Tight shoulders

So, my first week of clinicals ended last week, and I am only just now having an opportunity to sit down and write about it. Let me tell you a bit about my schedule: clinicals take up roughly 42 hours a week—2 labor and delivery shifts and 2 clinic shifts—plus one day a week in class, and every other spare moment devoted to either sleeping, eating or studying (well, and blogging…and watching the occassional episode of 24). Labor and delivery shifts start at 7:30 am for postpartum rounds and don’t finish until 9:00 pm. To get to the hospital on time, I need to leave my house around 6:30 am to account for the vagaries of the subway, which means waking up around 5:45 am (did I mention that this hospital has an absolute THOU SHALT NOT BE LATE policy? If I’m late once, we talk about it. If I’m late twice, I’m sent home. If I’m late three times, I need to find a new clinical site). It’s dark when I leave for the hospital, and dark when I come home. Not a very bright prospect for a certain student who really loves her sunlight. I thought I was going to be doing clinicals, but in fact, I think I’m in midwifery boot camp. I must have missed a memo somewhere along the way.

However, clinicals are going well. Much better than I had anticipated—in fact, most of the feedback has been very positive so far, and the preceptors I’ve encountered so far have been a lot of fun to work with. My second shift on labor and delivery involved working with one woman for most of the day. She was a multipara—first baby was 3500 gms, second baby was 4000 gms, and this one was feeling very large as well (we estimated 4000 gms), but she wasn’t diabetic, and she had a large, roomy pelvis, so we weren’t sweating (although we were watching closely, and we had a stool in the room just in case suprapubic pressure was needed in a hurry). She spent the first half of her labor out of bed and walking around (how about that! A hospital that actually has intermittent monitoring protocols that 1) work and 2) get utilized appropriately), but she wasn’t progressing quickly (about 1 cm every 2 hours), and certainly not as quickly as you would expect a multip to progress. We began to worry that if things didn’t continue to progress at a steady pace, the residents on the floor would begin to poke their heads into the room and want to start pitocin…and yes, I know! Progressing one centimeter in 2 hours is just fine, really, and not a problem if you’re at home or in a birthing center…but when you’re on labor and delivery, unfortunately there is a clock that is constantly ticking, and as a midwife on a hospital floor you have to take that into account. So we decided to rupture her membranes to see if that would help get things going. Not a benign measure, by any means, but preferable to pitocin. And sure enough, rupturing her membranes did the trick, and before we knew it, her labor was much more intense, and she was asking for an epidural, which she got.

Things slowed down a little bit after that, but she continued to make steady progress, and by 4:30 pm she was ready to push (we’d been laboring with her for the entire shift, since 8:30 am). We turned the epidural down so that she could better feel the contractions and the urge to push, and began the slow work of pushing that big baby down. Again, it took longer than we had anticipated, and she wasn’t the strongest pusher in the world, but finally, the baby began to crown. And crown. And crown. And we did, indeed, begin to sweat.

The woman had a very short perineum, and there was a little bit of scar tissue from what looked like a prior episiotomy, and her skin integrity was not that great. I gave perineal support as the head was coming out and we got the head over the perineum more or less intact. Once the head was out, my preceptor continued to apply perineal support while I worked on the shoulders.
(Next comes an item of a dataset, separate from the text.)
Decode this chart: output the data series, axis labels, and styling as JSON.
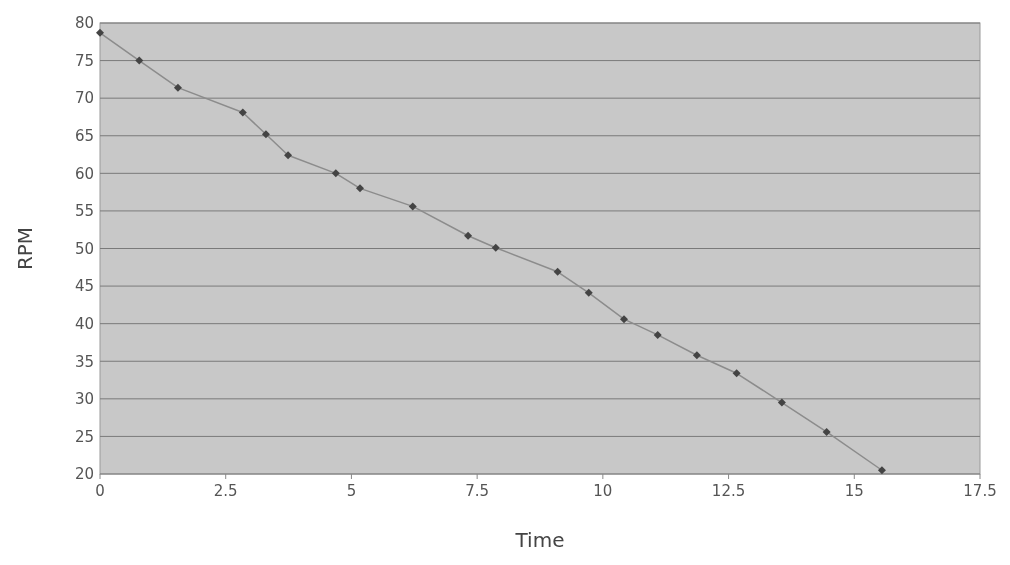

The head wasn’t rotating quickly…it definitley needed some gentle nudging to help it turn. We were concerned about a dystocia, but when I reached up I was able to feel the top of the anterior shoulder, so we knew for certain it wasn’t stuck. Nevertheless, this definitely wasn’t the type of baby that just slips out once the head is born. In fact, instead of holding the baby with both my hands gently supporting the head and neck, I actually had my hands on the shoulders, with one finger hooked under each armpit, and was gently tugging the baby out, bit by bit. I think I finally understand what is meant by “tight sholders” now. It’s not that they were stuck…but it wasn’t an easy fit.

When the baby finally came out, he looked HUGE! As it turns out, he weighed 4400 gms (not quite macrosomic)…but even so, a pretty hefty baby. Definitely took some muscle to lift him up onto his mother’s abdomen, where he proceeded to cry after about a minute of stimulation. Very adoreable baby; he looked like a 2 month old. Welcome to the world, fat and happy baby. There was terminal meconium, and when we had a chance to look at the perineum, there was a pretty nasty third degree laceration there, which baffled me since I was pretty sure the baby’s head had crowned without ripping. My preceptor told me that, given her short perineum, poor skin integrity, prior episiotomy, and just the sheer size of the kid, there was not much else we could have done to prevent it. Even so, I wonder if there was anything I could have done during the delivery of the posterior shoulder that could have prevented such a terrible tear.

In any case, the doctor came in to repair the sphincter, and we finished up the rest of the repair after that, and thus ended my 26th delivery. Tight shoulders. The largest baby I have caught to date.